Throwback Thursday: Rough Milling Applications: Technology and Tips
When it comes to productivity gains in rough milling applications, this article examines how cutting tool technologies and strategies can play a major role and how to measure and choose the right process and solution.
Part geometry, machine tool, programming and cutting tool are the major variables that each moldmaker deals with daily and which play a factor in the approach that each company takes when processing a mold. Regarding cutting tools for roughing, the approach and tool you choose may be unique for each job. Check out these rough milling application tips shared bby Iscar in this 2008 article:
Plunge Milling. Plunge milling has been around for a long time and can be the most consistent form of high metal removal, especially on older machines incapable of operating at high feedrates. This consistency is a result of efficient toolpaths, as there is little wasted tool motion when compared to more common methods of machining when part geometry forces the cutter into many directional changes (e.g., Z level).
Center cutting plungers exist, but the most recent advancements come in the form of side plungers. Programming solutions to support plunge milling is an area of recent improvements for many CAD/CAM companies, and good solutions exist for plunge milling of 3-D geometries, as well as 2-D.
On the product side, advanced pressing technologies have allowed the creation of inserts with more positive geometry, which reduces cutting and bending forces and allows plunging to be performed (for the most part) without the need for angular retracts. This saves time and intensive programming, allowing operators to use canned drilling cycles for plunging.

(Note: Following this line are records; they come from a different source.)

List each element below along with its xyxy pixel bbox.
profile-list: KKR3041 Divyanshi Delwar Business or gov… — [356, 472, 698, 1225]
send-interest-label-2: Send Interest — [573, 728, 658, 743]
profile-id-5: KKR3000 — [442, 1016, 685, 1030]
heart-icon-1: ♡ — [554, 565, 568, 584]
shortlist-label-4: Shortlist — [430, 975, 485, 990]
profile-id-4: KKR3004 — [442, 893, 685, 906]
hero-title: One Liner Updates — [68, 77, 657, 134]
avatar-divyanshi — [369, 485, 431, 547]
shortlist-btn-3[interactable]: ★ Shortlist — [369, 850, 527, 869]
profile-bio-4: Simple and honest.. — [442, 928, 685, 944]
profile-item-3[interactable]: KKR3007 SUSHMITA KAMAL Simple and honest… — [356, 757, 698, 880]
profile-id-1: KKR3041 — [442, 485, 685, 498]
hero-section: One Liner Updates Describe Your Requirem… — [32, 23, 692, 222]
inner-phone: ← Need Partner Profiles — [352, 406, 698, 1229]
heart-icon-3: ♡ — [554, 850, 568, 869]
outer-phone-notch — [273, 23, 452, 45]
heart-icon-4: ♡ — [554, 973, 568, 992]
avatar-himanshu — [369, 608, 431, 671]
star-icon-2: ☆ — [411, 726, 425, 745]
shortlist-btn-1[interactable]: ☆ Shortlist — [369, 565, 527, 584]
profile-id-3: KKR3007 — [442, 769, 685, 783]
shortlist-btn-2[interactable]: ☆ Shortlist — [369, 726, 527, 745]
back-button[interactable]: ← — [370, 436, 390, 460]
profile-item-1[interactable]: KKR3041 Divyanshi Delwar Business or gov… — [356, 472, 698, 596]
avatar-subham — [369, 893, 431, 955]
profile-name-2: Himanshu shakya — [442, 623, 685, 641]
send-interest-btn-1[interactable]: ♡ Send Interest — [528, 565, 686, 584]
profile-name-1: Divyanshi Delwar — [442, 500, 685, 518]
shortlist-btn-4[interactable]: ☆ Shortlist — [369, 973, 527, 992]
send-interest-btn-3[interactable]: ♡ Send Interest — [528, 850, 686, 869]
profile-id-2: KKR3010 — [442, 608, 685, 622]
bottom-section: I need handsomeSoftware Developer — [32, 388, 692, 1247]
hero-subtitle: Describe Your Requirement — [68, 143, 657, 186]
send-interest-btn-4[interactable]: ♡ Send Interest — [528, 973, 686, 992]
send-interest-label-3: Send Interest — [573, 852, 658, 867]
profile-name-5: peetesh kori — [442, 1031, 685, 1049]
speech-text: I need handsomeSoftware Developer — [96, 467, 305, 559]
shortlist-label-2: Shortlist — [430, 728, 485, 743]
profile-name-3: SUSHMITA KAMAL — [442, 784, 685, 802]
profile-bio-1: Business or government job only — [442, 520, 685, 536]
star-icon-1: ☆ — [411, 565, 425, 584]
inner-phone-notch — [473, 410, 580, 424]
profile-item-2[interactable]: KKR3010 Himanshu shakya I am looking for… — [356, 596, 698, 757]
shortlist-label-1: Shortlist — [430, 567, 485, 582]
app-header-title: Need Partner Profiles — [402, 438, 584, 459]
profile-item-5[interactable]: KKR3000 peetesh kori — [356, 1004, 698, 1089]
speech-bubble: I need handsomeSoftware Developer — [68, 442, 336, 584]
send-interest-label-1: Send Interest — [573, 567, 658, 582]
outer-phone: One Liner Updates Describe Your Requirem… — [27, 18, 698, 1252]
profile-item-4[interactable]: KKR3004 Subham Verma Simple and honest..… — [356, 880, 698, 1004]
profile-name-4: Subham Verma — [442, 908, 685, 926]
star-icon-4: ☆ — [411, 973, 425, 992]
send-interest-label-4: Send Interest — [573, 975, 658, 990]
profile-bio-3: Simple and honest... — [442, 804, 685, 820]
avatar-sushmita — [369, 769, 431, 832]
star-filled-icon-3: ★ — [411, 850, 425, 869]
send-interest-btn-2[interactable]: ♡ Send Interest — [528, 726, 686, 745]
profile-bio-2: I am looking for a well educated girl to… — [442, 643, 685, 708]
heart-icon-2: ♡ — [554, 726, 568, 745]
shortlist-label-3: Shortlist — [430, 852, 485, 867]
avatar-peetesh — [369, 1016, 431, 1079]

Tangential designs provide increased strength with an insert having four edges for enhanced cost benefit.
Shred Milling. Anti-vibration milling cutters are a solution provider when vibrations and unfavorable conditions are encountered (long reach, unstable fixture, chip removal issues, machine power limitations). This technology is also nothing new, but it is an area that has been improved upon with positioning accuracy of the insert (to avoid feed overload from one tooth to the next) and a variety of insert (pressed and ground) geometries enabling the user to customize the tool to the application/material at hand. Usually, when faced with poor cutting conditions, the parameters are reduced to enable the completion of the part.
Other costly solutions include purchasing vibration dampening toolholders and coarse pitch cutters. With anti-vibration milling cutters, the wave design of the cutting edge creates small serrated chips, which are lighter and easier to evacuate from the cutting zone. The design also reduces cutting forces and breaks up harmonics (vibrations) that are common, especially in long reach applications.
High-Feed Milling. High-feed milling is the most universal approach to increased metal removal rates in roughing. High-feed type cutters have also been around now for quite some time, although many companies still have not experimented with the approach. For moldmaking, the high-feed approach in 3-D applications works very well because the small depth-of-cut characteristics leave small scallop heights (leftover material) for subsequent operations while maintaining a very high metal removal rate.
There has been a huge demand for cutting tools with high-feed geometry and this has led to the development of a wide range of tools, from solid carbide tools in smaller diameters (1/8" to 5/16") to the indexable tools ranging from 5/16" all the way up to 6” in diameter. This is also an area where advancements in pressing technology has enabled the creation of double-sided inserts that reduce cutting forces, while offering twice the number of cutting edges for enhanced cost savings (six edges per insert).